Memory, Irony, and the Future
Diffuse Reflections on Kipling, Armageddon, and Horseshoe Crabs
Serpette (Décadi), 20 Pluviôse, CCXXXIV
§1:
O tempora, o mores! And, while we’re at it, Ah, Bartleby! Ah, humanity! But that can wait for now. Just at the moment, it is times and customs that concern me. Cicero, of course, was lamenting the decline in the social standards and practices of his day, and giving voice to a mood that every generation apparently feels with regard to its own age. Poignant as it may be, however, it rarely reflects an objective truth about the past or the present apart from the obvious fact of things constantly changing and of our tendency to view the vanished years through a distorting lens of either nostalgia or disaffection. The past was always better, of course, but also was worse, and it all evens out in the end when we have become dust and the wail is raised anew by those who succeed us. At least, that used to be the case. Right now, just about everything is worse than it used to be, and everything that isn’t worse is simply some lingering feature of the past that we have not yet succeeded in extinguishing. And one of the things that is worse about the present is precisely our inability to see the past with anything like imaginative sympathy. Cicero may have idealized the great age of the Republic and the society it sheltered under its senatorial wings, but at least this spared him falling into the trap of complacency or self-satisfaction. It never occurred to him—as it generally never occurred to any pre-modern persons or peoples, since as yet they had no concept of ‘progress’ as a historical judgement—to condemn previous ages for their perverse parochialism in not having achieved the values of the present. There is no wisdom regarding one’s place in history more salutary than the knowledge that we never occupy an unassailable or unsurpassable position of moral competency, no matter how admirably we may have taken leave of certain evils of the past, and that we are the products rather than the authors of the moral convictions we hold.
What point am I trying to make, though? This is a very good question. I am not sure I know the answer, because the special pathology of (let’s call it) ‘presentism’ is very much typical of our time in a special way, and is characteristic of just about every social faction, at least among those who have any opinion on their society at all. It goes both ways, moreover. It is a vice found on both the right and the left, always accompanied by sanctimony and usually by hysteria. If in the past the disease was chronic, the technology and social economy of today has rendered it acute and virulent. Any great monochromatic moral verdict on the present state of things in relation to how things were in the past is likely to be little more than a bigotry concealed from itself. Even cultural conservatives are not really conservative as a rule in any genuinely meaningful way; it is simply the case that the past to which they feel superior in insight and motive is a more recent past than the one deplored by more progressive spirits.
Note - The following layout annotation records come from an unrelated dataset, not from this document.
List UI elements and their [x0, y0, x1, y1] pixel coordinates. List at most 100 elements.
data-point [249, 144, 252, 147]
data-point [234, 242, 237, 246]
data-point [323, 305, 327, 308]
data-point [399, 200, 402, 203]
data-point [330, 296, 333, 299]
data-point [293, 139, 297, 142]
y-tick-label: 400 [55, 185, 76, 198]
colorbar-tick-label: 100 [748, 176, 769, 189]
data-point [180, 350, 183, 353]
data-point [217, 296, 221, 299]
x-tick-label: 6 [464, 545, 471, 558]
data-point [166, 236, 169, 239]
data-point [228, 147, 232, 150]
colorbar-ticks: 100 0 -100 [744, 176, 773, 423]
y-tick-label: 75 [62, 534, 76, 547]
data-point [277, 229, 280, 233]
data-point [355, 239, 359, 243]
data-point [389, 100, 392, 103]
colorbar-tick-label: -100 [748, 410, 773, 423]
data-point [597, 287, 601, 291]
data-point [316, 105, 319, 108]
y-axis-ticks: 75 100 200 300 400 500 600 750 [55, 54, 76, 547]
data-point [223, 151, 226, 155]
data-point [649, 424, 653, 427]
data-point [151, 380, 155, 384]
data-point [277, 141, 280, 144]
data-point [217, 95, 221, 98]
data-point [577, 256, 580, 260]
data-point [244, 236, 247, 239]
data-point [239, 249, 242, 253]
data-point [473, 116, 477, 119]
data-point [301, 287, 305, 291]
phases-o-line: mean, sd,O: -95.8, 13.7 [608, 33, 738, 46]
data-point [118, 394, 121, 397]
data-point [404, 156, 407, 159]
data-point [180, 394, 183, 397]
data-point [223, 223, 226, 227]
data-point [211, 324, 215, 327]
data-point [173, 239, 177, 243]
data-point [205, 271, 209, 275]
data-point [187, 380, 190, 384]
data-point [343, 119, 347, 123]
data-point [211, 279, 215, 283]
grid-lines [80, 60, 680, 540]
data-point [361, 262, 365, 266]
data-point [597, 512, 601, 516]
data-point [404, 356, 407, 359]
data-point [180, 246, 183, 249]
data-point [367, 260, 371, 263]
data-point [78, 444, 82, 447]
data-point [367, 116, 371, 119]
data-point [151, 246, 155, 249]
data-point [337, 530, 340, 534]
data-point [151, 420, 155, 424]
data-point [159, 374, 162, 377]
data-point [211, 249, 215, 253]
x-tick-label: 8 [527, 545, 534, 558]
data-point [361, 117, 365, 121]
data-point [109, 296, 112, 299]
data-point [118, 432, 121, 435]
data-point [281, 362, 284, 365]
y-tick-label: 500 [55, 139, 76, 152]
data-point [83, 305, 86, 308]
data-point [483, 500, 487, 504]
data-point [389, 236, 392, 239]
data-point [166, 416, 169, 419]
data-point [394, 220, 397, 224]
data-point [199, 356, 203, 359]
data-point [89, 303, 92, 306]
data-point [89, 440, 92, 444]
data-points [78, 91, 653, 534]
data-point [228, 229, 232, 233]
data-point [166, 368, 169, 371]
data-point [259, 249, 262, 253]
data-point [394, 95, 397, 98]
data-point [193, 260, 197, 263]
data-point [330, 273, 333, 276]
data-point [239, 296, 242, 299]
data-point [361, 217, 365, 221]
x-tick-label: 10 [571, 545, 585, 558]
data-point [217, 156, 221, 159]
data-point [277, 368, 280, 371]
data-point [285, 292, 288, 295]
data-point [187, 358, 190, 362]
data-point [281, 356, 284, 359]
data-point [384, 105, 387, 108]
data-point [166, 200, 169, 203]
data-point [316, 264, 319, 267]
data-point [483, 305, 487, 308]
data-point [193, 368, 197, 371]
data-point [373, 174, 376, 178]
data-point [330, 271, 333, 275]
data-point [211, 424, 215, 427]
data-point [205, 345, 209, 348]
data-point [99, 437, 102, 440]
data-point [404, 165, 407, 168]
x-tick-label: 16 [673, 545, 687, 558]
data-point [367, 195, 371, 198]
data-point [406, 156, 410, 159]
Rather than the ages of faith and dogma or the premodern as such, it is the period in which humankind turned away from certain social forms, shared beliefs, and powerful institutions that they disdain. The same failure of moral imagination is at work in either case, however. Whereas the most complacent secularists, for instance, often see in the religions, philosophies, and social arrangements of the premodern only a sort of intellectual infancy presided over by oppressive structures of power, the most bilious traditionalists just as often see in the scientific revolution, the Enlightenment, and the liberal state only a perverse apostasy from common sense, social order, and moral purpose. What all parties seem incapable of is enough historical consciousness and moral tact to imagine themselves back into the conditions of the past, to try to grasp from inside the rational and moral experience of those societies that have passed away, and to recognize both the good motives and the bad, and to allow that knowledge to apprise them of both the limitations and the real possibilities of the present. Ideally, after all, the refusal to pass an absolute judgement upon the past should function to disabuse us of too inflexible a certainty regarding our own moral prejudices. This is not a counsel of relativism or pure historicism; it’s simply a very roundabout way of saying we should read a lot of Kipling.